Arguably, these particles may be covered under provisions in OSHA’s 29 CFR Part 1910, General Industry Standard, §1000 under “Air Contaminants.” Business owners may be required to provide measures to protect workers from them, should they become a targeted safety issue. If so, OSHA regulations always elevate engineering controls (e.g., HEPA-filtered AFD, containment) over personal protective equipment (e.g., respirators). UNC Professor of Public Health, Dr. Michael Berry, in his book “Protecting the Built Environment: Cleaning for Health,” characterizes “products of incomplete combustion” or “PICs” (fire soot components) as polynuclear aromatic hydrocarbons, or PAHs.

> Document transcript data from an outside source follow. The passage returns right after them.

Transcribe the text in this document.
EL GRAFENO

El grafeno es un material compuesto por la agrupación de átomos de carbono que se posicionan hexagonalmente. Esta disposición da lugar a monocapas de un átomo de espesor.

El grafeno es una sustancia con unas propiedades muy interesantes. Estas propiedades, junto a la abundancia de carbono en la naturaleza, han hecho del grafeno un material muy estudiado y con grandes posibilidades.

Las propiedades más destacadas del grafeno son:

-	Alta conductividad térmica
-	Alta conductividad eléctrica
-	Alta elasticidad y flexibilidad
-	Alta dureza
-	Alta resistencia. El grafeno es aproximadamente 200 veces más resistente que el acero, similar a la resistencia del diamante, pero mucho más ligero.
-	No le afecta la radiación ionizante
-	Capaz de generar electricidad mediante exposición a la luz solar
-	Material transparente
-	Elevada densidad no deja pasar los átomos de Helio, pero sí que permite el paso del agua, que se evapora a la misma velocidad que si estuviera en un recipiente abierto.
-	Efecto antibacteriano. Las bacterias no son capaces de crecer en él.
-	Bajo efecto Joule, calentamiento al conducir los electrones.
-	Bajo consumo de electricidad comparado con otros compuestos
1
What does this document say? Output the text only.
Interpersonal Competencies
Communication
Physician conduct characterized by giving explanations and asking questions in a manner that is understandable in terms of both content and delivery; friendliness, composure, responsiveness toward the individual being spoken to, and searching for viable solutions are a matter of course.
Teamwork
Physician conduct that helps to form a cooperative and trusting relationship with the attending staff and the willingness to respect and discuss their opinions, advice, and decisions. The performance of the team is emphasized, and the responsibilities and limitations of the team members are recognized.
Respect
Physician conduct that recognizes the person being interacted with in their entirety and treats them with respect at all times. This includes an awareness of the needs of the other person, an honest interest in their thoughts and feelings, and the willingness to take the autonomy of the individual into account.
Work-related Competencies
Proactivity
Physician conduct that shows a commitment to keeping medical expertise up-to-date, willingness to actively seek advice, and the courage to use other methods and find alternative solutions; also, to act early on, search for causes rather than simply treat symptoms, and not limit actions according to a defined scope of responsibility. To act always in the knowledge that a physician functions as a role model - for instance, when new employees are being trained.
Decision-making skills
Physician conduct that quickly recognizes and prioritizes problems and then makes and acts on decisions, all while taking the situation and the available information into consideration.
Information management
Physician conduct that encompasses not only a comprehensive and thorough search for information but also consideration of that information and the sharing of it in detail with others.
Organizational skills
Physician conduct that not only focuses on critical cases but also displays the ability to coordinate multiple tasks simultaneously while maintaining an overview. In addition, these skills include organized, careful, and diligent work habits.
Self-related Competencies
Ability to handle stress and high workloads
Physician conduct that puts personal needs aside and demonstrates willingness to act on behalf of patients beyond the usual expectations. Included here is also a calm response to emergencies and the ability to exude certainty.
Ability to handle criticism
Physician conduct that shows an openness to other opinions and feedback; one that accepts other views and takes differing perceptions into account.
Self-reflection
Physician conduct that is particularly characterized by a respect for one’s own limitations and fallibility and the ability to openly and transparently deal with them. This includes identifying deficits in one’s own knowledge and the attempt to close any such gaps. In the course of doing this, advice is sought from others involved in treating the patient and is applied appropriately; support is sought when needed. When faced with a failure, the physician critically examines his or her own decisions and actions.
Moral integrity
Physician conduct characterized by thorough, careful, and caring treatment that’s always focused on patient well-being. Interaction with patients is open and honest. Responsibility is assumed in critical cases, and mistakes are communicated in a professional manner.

According to Dr. Berry, combustion organics, often attached to particles, “. . . can affect health by causing cancer and cardiovascular problems and by irritating mucus membranes.” He goes on to say:
“Cancer is the most serious health consequence of inhaling combustion particles. The most common particle, soot, is itself carcinogenic. Soot particles, which contain PAHs, are adsorbed onto the surfaces of fine particles (less than 10 microns) which can be inhaled deeply into the lungs.
Particles can also add to the risk of cancer because of their size and shape rather than any carcinogenic properties. They can carry carcinogens whenever cancer-causing agents are adsorbed onto them. When carrier particles enter the lungs, the cancer-causing agent stays in contact with the cells of the lungs longer than it would otherwise as a gas. In some ways, the particles act like a time-release capsule. The composition of these cancer-causing agents, particles, and gases varies with fuel and burning conditions. Inhaled particles can also irritate respiratory tissue and the eyes. The severity of the irritation depends on the concentration of particles which depends in part on what the particle itself is made of – on its chemical species. Lung function decreases when respirable particles occur alone, along with gases, or in concentrations greater than 300 µg/m3 (micrograms per cubic meter).”

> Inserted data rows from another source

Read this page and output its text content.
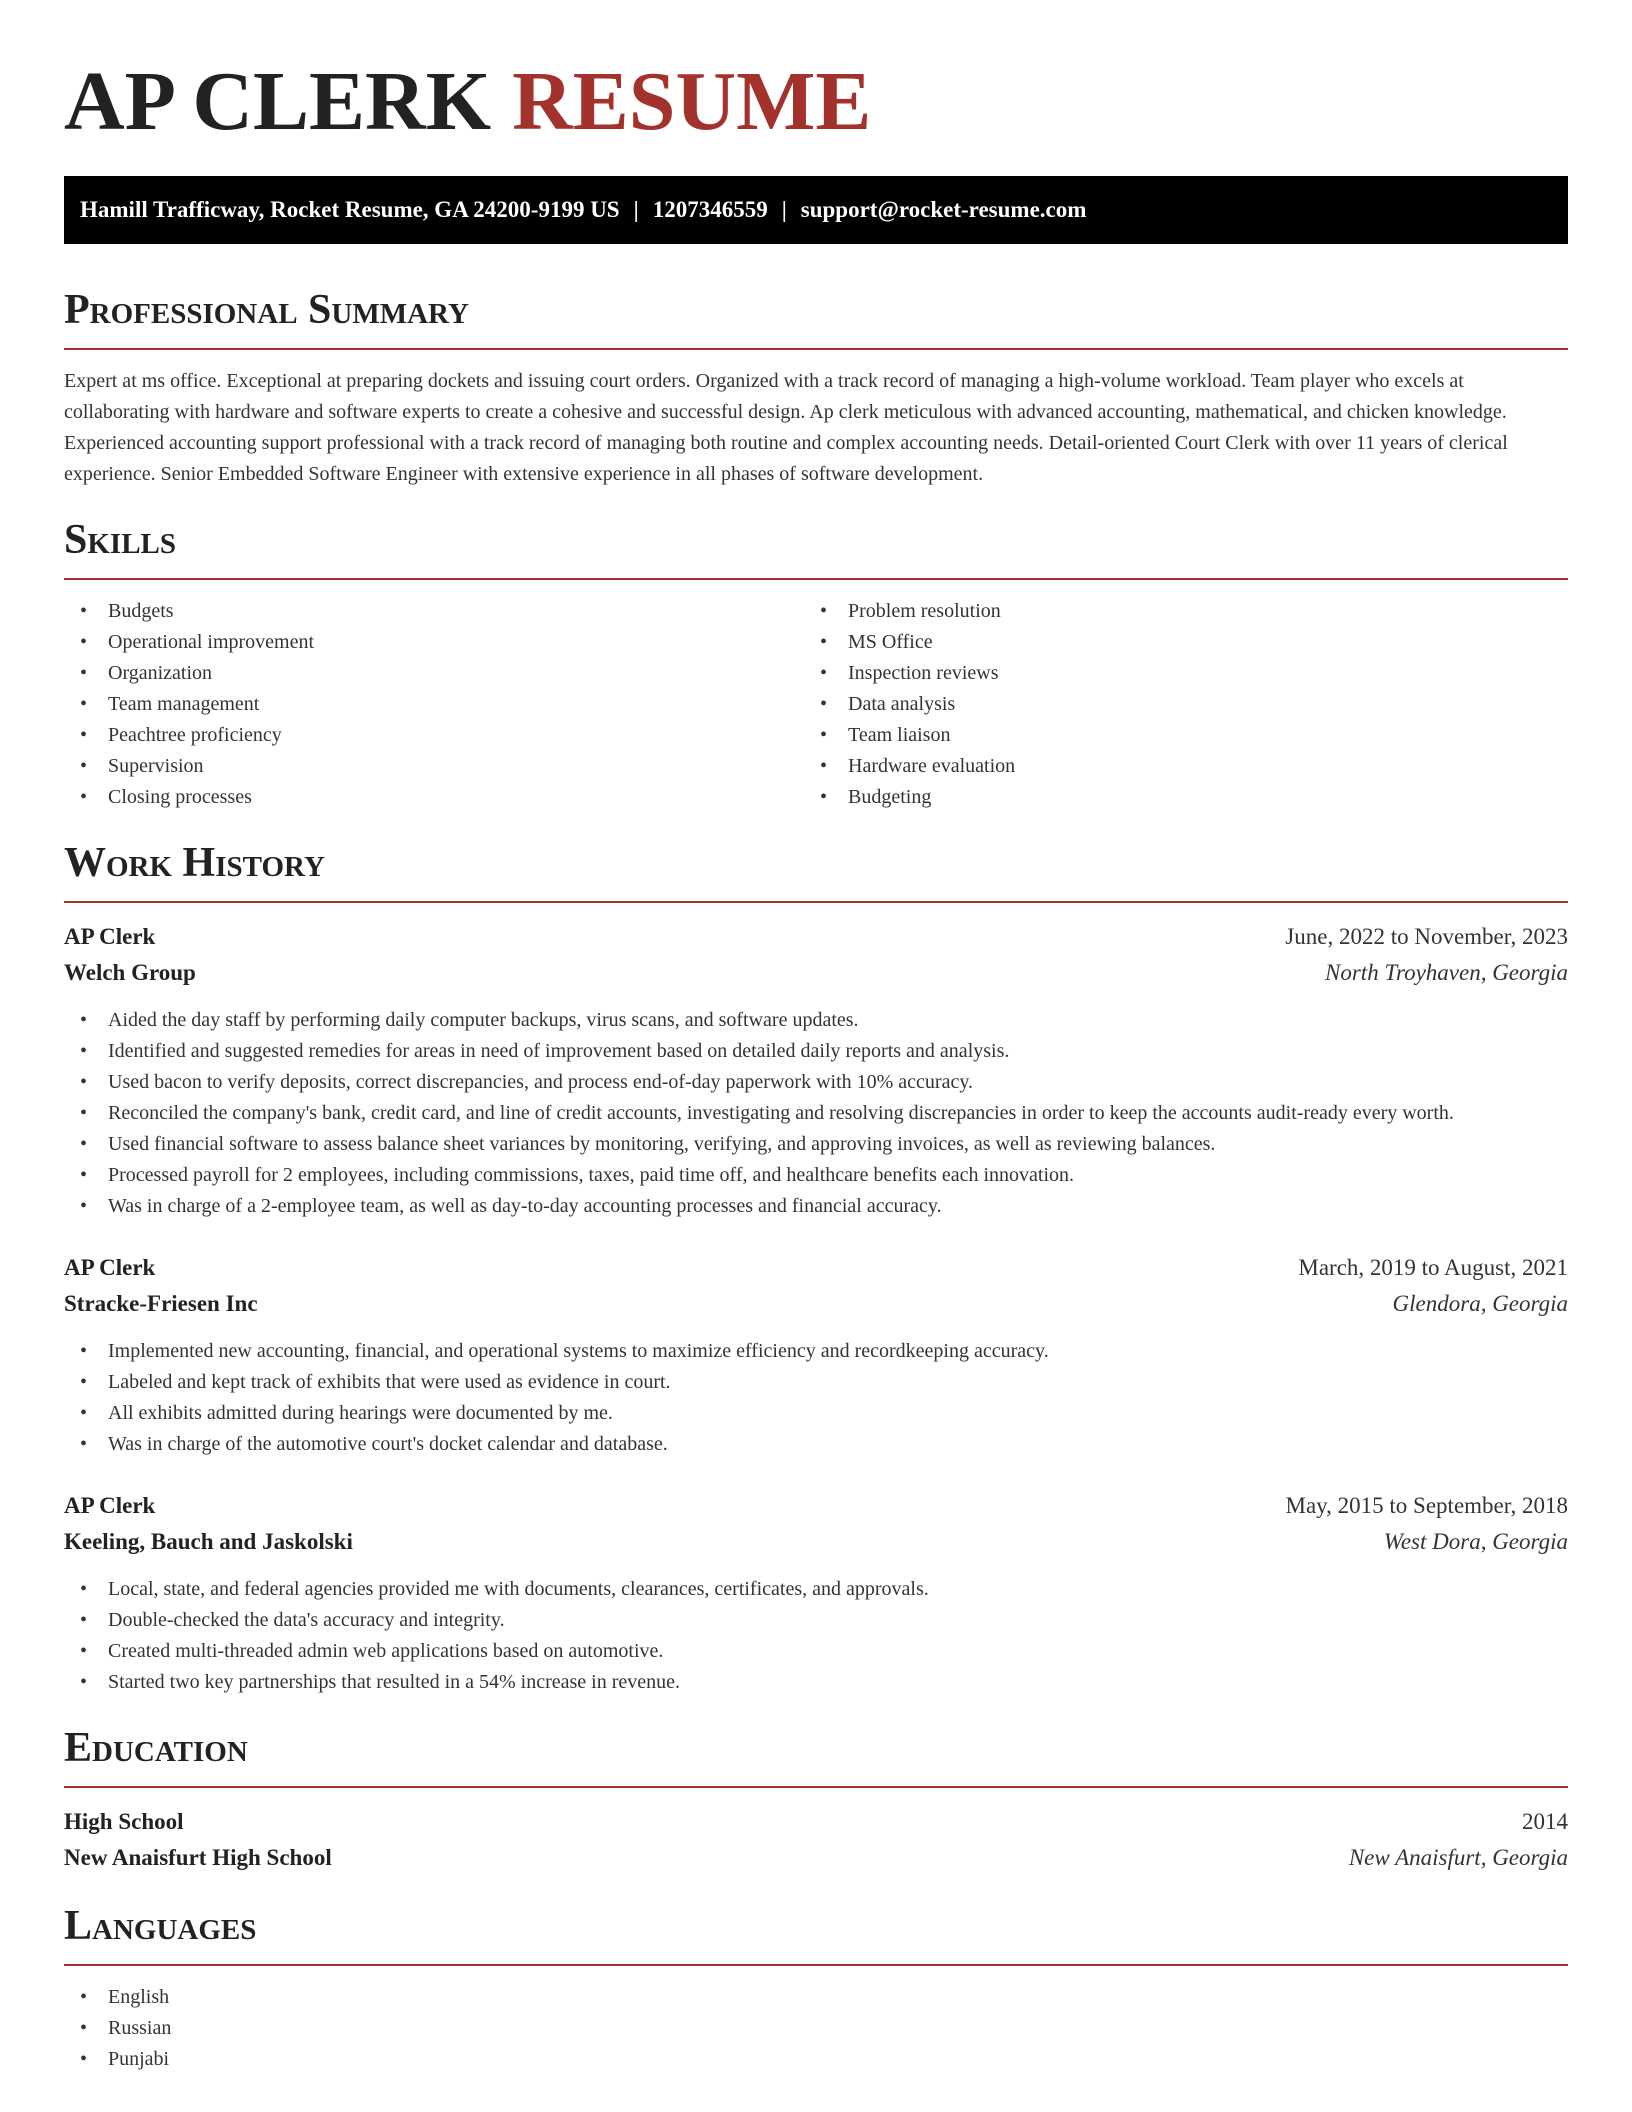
AP CLERK RESUME
Hamill Trafficway, Rocket Resume, GA 24200-9199 US | 1207346559 | support@rocket-resume.com
Professional Summary

Expert at ms office. Exceptional at preparing dockets and issuing court orders. Organized with a track record of managing a high-volume workload. Team player who excels at collaborating with hardware and software experts to create a cohesive and successful design. Ap clerk meticulous with advanced accounting, mathematical, and chicken knowledge. Experienced accounting support professional with a track record of managing both routine and complex accounting needs. Detail-oriented Court Clerk with over 11 years of clerical experience. Senior Embedded Software Engineer with extensive experience in all phases of software development.

Skills
• Budgets
• Operational improvement
• Organization
• Team management
• Peachtree proficiency
• Supervision
• Closing processes
• Problem resolution
• MS Office
• Inspection reviews
• Data analysis
• Team liaison
• Hardware evaluation
• Budgeting
Work History
AP Clerk	June, 2022 to November, 2023
Welch Group	North Troyhaven, Georgia
• Aided the day staff by performing daily computer backups, virus scans, and software updates.
• Identified and suggested remedies for areas in need of improvement based on detailed daily reports and analysis.
• Used bacon to verify deposits, correct discrepancies, and process end-of-day paperwork with 10% accuracy.
• Reconciled the company's bank, credit card, and line of credit accounts, investigating and resolving discrepancies in order to keep the accounts audit-ready every worth.
• Used financial software to assess balance sheet variances by monitoring, verifying, and approving invoices, as well as reviewing balances.
• Processed payroll for 2 employees, including commissions, taxes, paid time off, and healthcare benefits each innovation.
• Was in charge of a 2-employee team, as well as day-to-day accounting processes and financial accuracy.
AP Clerk	March, 2019 to August, 2021
Stracke-Friesen Inc	Glendora, Georgia
• Implemented new accounting, financial, and operational systems to maximize efficiency and recordkeeping accuracy.
• Labeled and kept track of exhibits that were used as evidence in court.
• All exhibits admitted during hearings were documented by me.
• Was in charge of the automotive court's docket calendar and database.
AP Clerk	May, 2015 to September, 2018
Keeling, Bauch and Jaskolski	West Dora, Georgia
• Local, state, and federal agencies provided me with documents, clearances, certificates, and approvals.
• Double-checked the data's accuracy and integrity.
• Created multi-threaded admin web applications based on automotive.
• Started two key partnerships that resulted in a 54% increase in revenue.
Education
High School	2014
New Anaisfurt High School	New Anaisfurt, Georgia
Languages
• English
• Russian
• Punjabi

Certainly, when hazardous materials (HAZMAT), such as lead or asbestos, are encountered during tear-out of unsalvageable fire or water-damaged materials, abatement procedures performed by qualified persons usually include the use of AFDs, as required by OSHA.

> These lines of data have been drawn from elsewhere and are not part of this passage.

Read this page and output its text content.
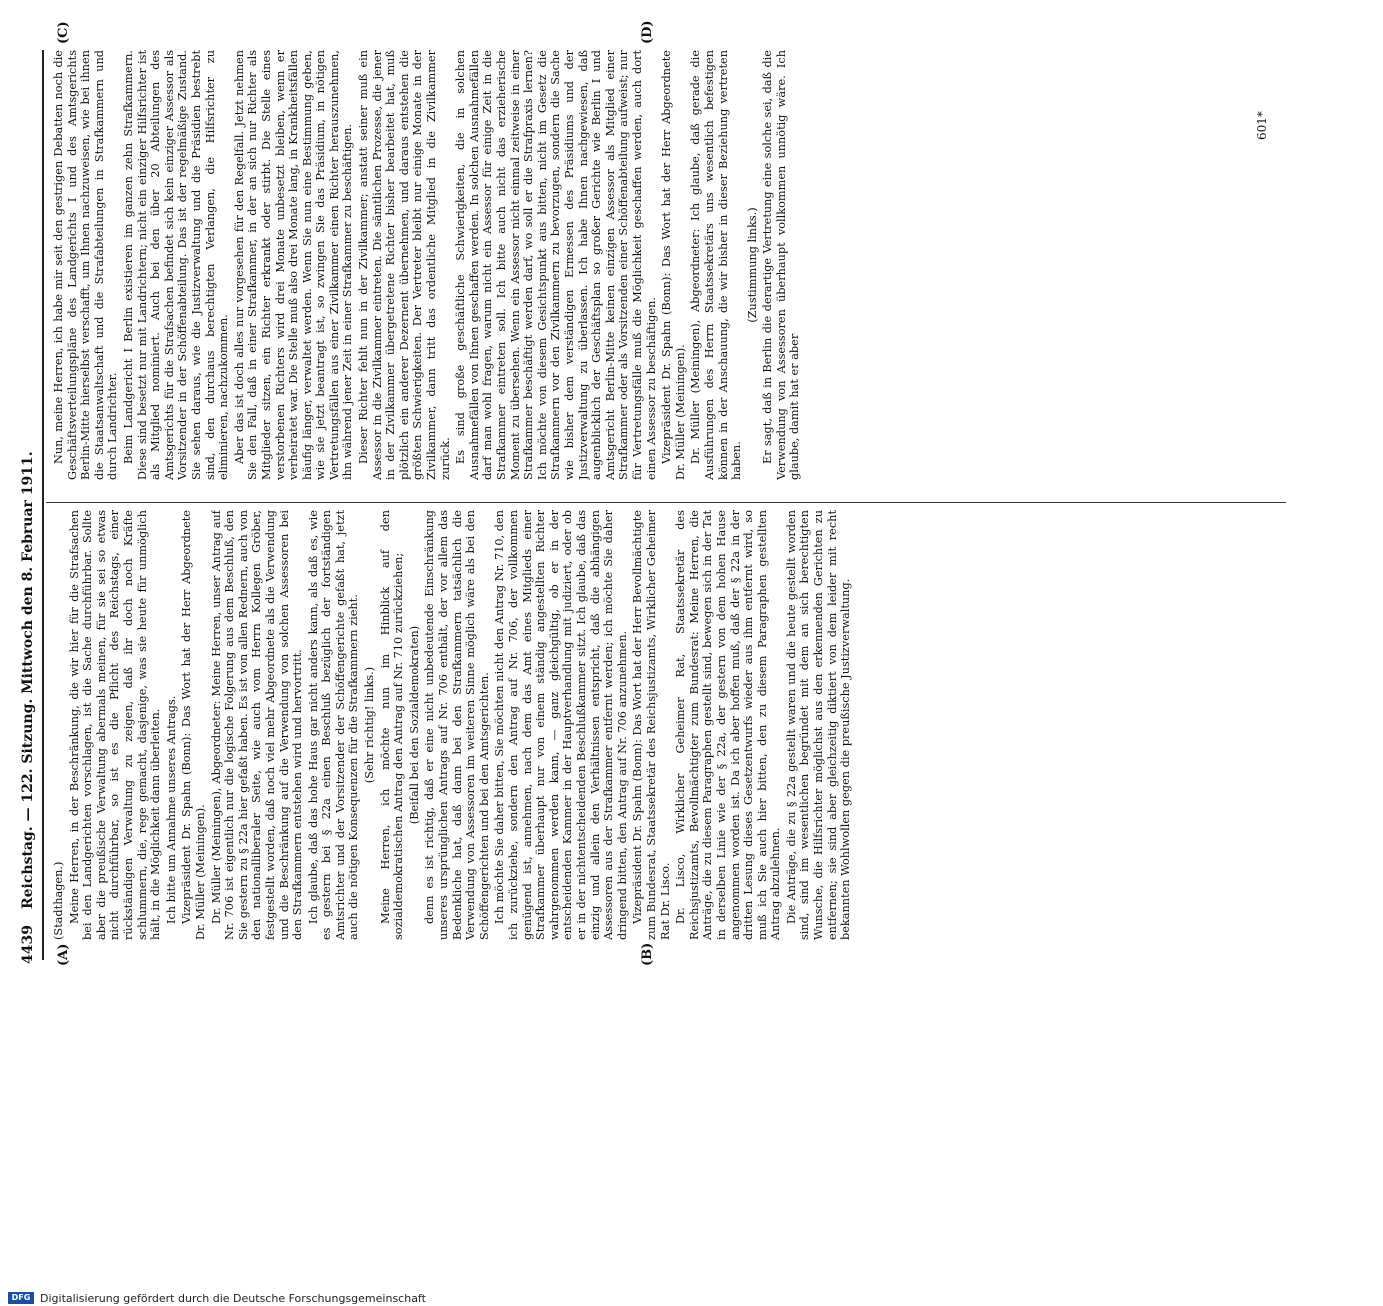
4439
Reichstag. — 122. Sitzung. Mittwoch den 8. Februar 1911.
(A)	(B)
(C)	(D)

(Stadthagen.) Meine Herren, in der Beschränkung, die wir hier für die Strafsachen bei den Landgerichten vorschlagen, ist die Sache durchführbar. Sollte aber die preußische Verwaltung abermals meinen, für sie sei so etwas nicht durchführbar, so ist es die Pflicht des Reichstags, einer rückständigen Verwaltung zu zeigen, daß ihr doch noch Kräfte schlummern, die, rege gemacht, dasjenige, was sie heute für unmöglich hält, in die Möglichkeit dann überleiten. Ich bitte um Annahme unseres Antrags. Vizepräsident Dr. Spahn (Bonn): Das Wort hat der Herr Abgeordnete Dr. Müller (Meiningen). Dr. Müller (Meiningen), Abgeordneter: Meine Herren, unser Antrag auf Nr. 706 ist eigentlich nur die logische Folgerung aus dem Beschluß, den Sie gestern zu § 22a hier gefaßt haben. Es ist von allen Rednern, auch von den nationalliberaler Seite, wie auch vom Herrn Kollegen Gröber, festgestellt worden, daß noch viel mehr Abgeordnete als die Verwendung und die Beschränkung auf die Verwendung von solchen Assessoren bei den Strafkammern entstehen wird und hervortritt. Ich glaube, daß das hohe Haus gar nicht anders kann, als daß es, wie es gestern bei § 22a einen Beschluß bezüglich der fortständigen Amtsrichter und der Vorsitzender der Schöffengerichte gefaßt hat, jetzt auch die nötigen Konsequenzen für die Strafkammern zieht. (Sehr richtig! links.) Meine Herren, ich möchte nun im Hinblick auf den sozialdemokratischen Antrag den Antrag auf Nr. 710 zurückziehen; (Beifall bei den Sozialdemokraten) denn es ist richtig, daß er eine nicht unbedeutende Einschränkung unseres ursprünglichen Antrags auf Nr. 706 enthält, der vor allem das Bedenkliche hat, daß dann bei den Strafkammern tatsächlich die Verwendung von Assessoren im weiteren Sinne möglich wäre als bei den Schöffengerichten und bei den Amtsgerichten. Ich möchte Sie daher bitten, Sie möchten nicht den Antrag Nr. 710, den ich zurückziehe, sondern den Antrag auf Nr. 706, der vollkommen genügend ist, annehmen, nach dem das Amt eines Mitglieds einer Strafkammer überhaupt nur von einem ständig angestellten Richter wahrgenommen werden kann, — ganz gleichgültig, ob er in der entscheidenden Kammer in der Hauptverhandlung mit judiziert, oder ob er in der nichtentscheidenden Beschlußkammer sitzt. Ich glaube, daß das einzig und allein den Verhältnissen entspricht, daß die abhängigen Assessoren aus der Strafkammer entfernt werden; ich möchte Sie daher dringend bitten, den Antrag auf Nr. 706 anzunehmen. Vizepräsident Dr. Spahn (Bonn): Das Wort hat der Herr Bevollmächtigte zum Bundesrat, Staatssekretär des Reichsjustizamts, Wirklicher Geheimer Rat Dr. Lisco. Dr. Lisco, Wirklicher Geheimer Rat, Staatssekretär des Reichsjustizamts, Bevollmächtigter zum Bundesrat: Meine Herren, die Anträge, die zu diesem Paragraphen gestellt sind, bewegen sich in der Tat in derselben Linie wie der § 22a, der gestern von dem hohen Hause angenommen worden ist. Da ich aber hoffen muß, daß der § 22a in der dritten Lesung dieses Gesetzentwurfs wieder aus ihm entfernt wird, so muß ich Sie auch hier bitten, den zu diesem Paragraphen gestellten Antrag abzulehnen. Die Anträge, die zu § 22a gestellt waren und die heute gestellt worden sind, sind im wesentlichen begründet mit dem an sich berechtigten Wunsche, die Hilfsrichter möglichst aus den erkennenden Gerichten zu entfernen; sie sind aber gleichzeitig diktiert von dem leider mit recht bekannten Wohlwollen gegen die preußische Justizverwaltung.

Nun, meine Herren, ich habe mir seit den gestrigen Debatten noch die Geschäftsverteilungspläne des Landgerichts I und des Amtsgerichts Berlin-Mitte hierselbst verschafft, um Ihnen nachzuweisen, wie bei ihnen die Staatsanwaltschaft und die Strafabteilungen in Strafkammern und durch Landrichter. Beim Landgericht I Berlin existieren im ganzen zehn Strafkammern. Diese sind besetzt nur mit Landrichtern; nicht ein einziger Hilfsrichter ist als Mitglied nominiert. Auch bei den über 20 Abteilungen des Amtsgerichts für die Strafsachen befindet sich kein einziger Assessor als Vorsitzender in der Schöffenabteilung. Das ist der regelmäßige Zustand. Sie sehen daraus, wie die Justizverwaltung und die Präsidien bestrebt sind, den durchaus berechtigten Verlangen, die Hilfsrichter zu eliminieren, nachzukommen. Aber das ist doch alles nur vorgesehen für den Regelfall. Jetzt nehmen Sie den Fall, daß in einer Strafkammer, in der an sich nur Richter als Mitglieder sitzen, ein Richter erkrankt oder stirbt. Die Stelle eines verstorbenen Richters wird drei Monate unbesetzt bleiben, wenn er verheiratet war. Die Stelle muß also drei Monate lang, in Krankheitsfällen häufig länger, verwaltet werden. Wenn Sie nun eine Bestimmung geben, wie sie jetzt beantragt ist, so zwingen Sie das Präsidium, in nötigen Vertretungsfällen aus einer Zivilkammer einen Richter herauszunehmen, ihn während jener Zeit in einer Strafkammer zu beschäftigen. Dieser Richter fehlt nun in der Zivilkammer; anstatt seiner muß ein Assessor in die Zivilkammer eintreten. Die sämtlichen Prozesse, die jener in der Zivilkammer übergetretene Richter bisher bearbeitet hat, muß plötzlich ein anderer Dezernent übernehmen, und daraus entstehen die größten Schwierigkeiten. Der Vertreter bleibt nur einige Monate in der Zivilkammer, dann tritt das ordentliche Mitglied in die Zivilkammer zurück. Es sind große geschäftliche Schwierigkeiten, die in solchen Ausnahmefällen von Ihnen geschaffen werden. In solchen Ausnahmefällen darf man wohl fragen, warum nicht ein Assessor für einige Zeit in die Strafkammer eintreten soll. Ich bitte auch nicht das erzieherische Moment zu übersehen. Wenn ein Assessor nicht einmal zeitweise in einer Strafkammer beschäftigt werden darf, wo soll er die Strafpraxis lernen? Ich möchte von diesem Gesichtspunkt aus bitten, nicht im Gesetz die Strafkammern vor den Zivilkammern zu bevorzugen, sondern die Sache wie bisher dem verständigen Ermessen des Präsidiums und der Justizverwaltung zu überlassen. Ich habe Ihnen nachgewiesen, daß augenblicklich der Geschäftsplan so großer Gerichte wie Berlin I und Amtsgericht Berlin-Mitte keinen einzigen Assessor als Mitglied einer Strafkammer oder als Vorsitzenden einer Schöffenabteilung aufweist; nur für Vertretungsfälle muß die Möglichkeit geschaffen werden, auch dort einen Assessor zu beschäftigen. Vizepräsident Dr. Spahn (Bonn): Das Wort hat der Herr Abgeordnete Dr. Müller (Meiningen). Dr. Müller (Meiningen), Abgeordneter: Ich glaube, daß gerade die Ausführungen des Herrn Staatssekretärs uns wesentlich befestigen können in der Anschauung, die wir bisher in dieser Beziehung vertreten haben.

(Zustimmung links.) Er sagt, daß in Berlin die derartige Vertretung eine solche sei, daß die Verwendung von Assessoren überhaupt vollkommen unnötig wäre. Ich glaube, damit hat er aber

601*
DFG Digitalisierung gefördert durch die Deutsche Forschungsgemeinschaft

The bottom line here is this: When workers are exposed to high concentrations of soot or demolition particles for prolonged periods at the outset of disaster processing, and especially during tear-out or pack-outs when these particles are repeatedly disturbed and suspended in respirable air, reasonable and prudent precautions may include:
- Ventilating the structure when practical, weather conditions and construction characteristics permitting;
- Containing areas of heaviest contamination (gutted rooms) with appropriate engineering controls (critical barriers; 6-mil poly, managed airflow);
- Using AFDs to filter respirable air when workers are exposed to HAZMAT or quantities of soot for extended periods, and especially, when ventilation is not practical (commercial buildings with sealed or no windows; basements; weather extremes);
- Providing workers with appropriate respiratory, eye and hand protection when processing quantities of soot-contaminated items or materials;
- Cleaning and protecting the HVAC system as soon as practical, typically after processing ceilings, walls, fixtures, contents and flooring.